Myelin Oligodendrocyte Glycoprotein Antibody
Myelin oligodendrocyte glycoprotein (MOG) is a CNS antigen expressed on the myelin sheath. Approximately 5% of patients with neuromyelitis optica spectrum disorder (NMOSD) test negative for anti-neuromyelitis optica antibody (anti-AQP4) but have detectable antibodies against myelin oligodendrocyte glycoprotein (anti-MOG). The presence of anti-MOG antibodies appears to define a different subset of patients with NMOSD. Patients with anti-MOG antibodies have some different clinical features than patients who are positive for anti-NMO antibodies such as:
- Proportionally more men affected
- More frequent simultaneous bilateral optic neuritis
- Fewer painful tonic spasms
- Spinal cord lesions mainly occur in the lower portion of the spinal cord
Patients who are positive for anti-MOG antibody tend to have better outcomes than those who are anti-AQP4-positive.
The presence of anti-MOG is also helpful to distinguish NMOSD from multiple sclerosis (MS). Detection of MOG-IgG implies an inflammatory demyelinating disorder distinct from MS. This distinction is important because MS therapies may worsen MOG-IgG associated NMOSD.
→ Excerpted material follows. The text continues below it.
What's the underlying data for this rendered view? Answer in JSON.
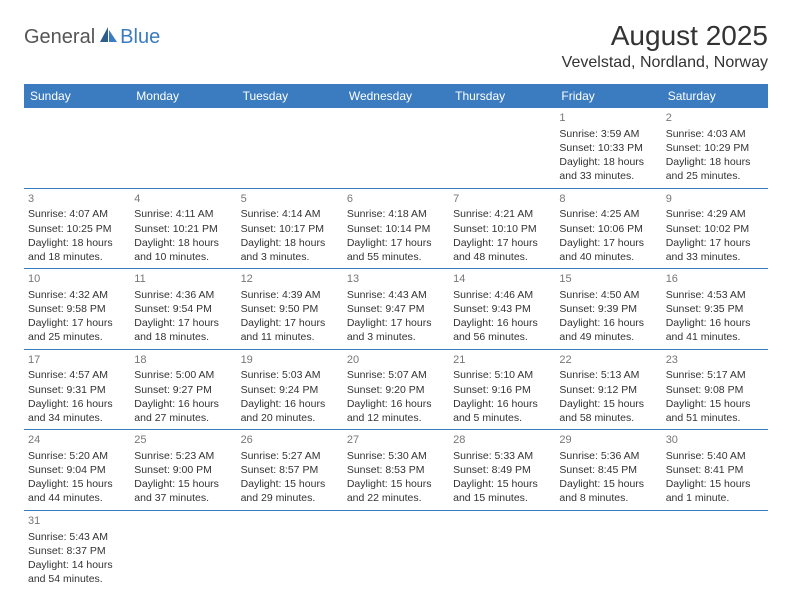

Seropositivity for MOG-IgG in NMOSD disorders including optic neuritis (OT), transverse myelitis (TM), and acute disseminated encephalomyelitis (ADEM) is predictive of relapse and supports aggressive therapy with IV steroids and therapeutic plasma exchange.
References
Kitley J, Woodhall M, Waters P, et al. Myelin-oligodendrocyte glycoprotein antibodies in adults with a neuromyelitis optica phenotype. Neurology 2012; 79:1273.
Sato DK, Callegaro D, Lana-Peixoto MA, et al. Distinction between MOG antibody-positive and AQP4 antibody-positive NMO spectrum disorders. Neurology 2014; 82:474.
Kitley J, Waters P, Woodhall M, et al. Neuromyelitis optica spectrum disorders with aquaporin-4 and myelin-oligodendrocyte glycoprotein antibodies: a comparative study. JAMA Neurol 2014; 71:276.
Wang JJ, Jaunmuktane Z, Mummery C, et al. Inflammatory demyelination without astrocyte loss in MOG antibody-positive NMOSD. Neurology 2016; 87:229.
Weinshenker BG, Wingerchuk DM. The two faces of neuromyelitis optica. Neurology 2014; 82:466.
Levy M. Does aquaporin-4-seronegative neuromyelitis optica exist? JAMA Neurol 2014; 71:271.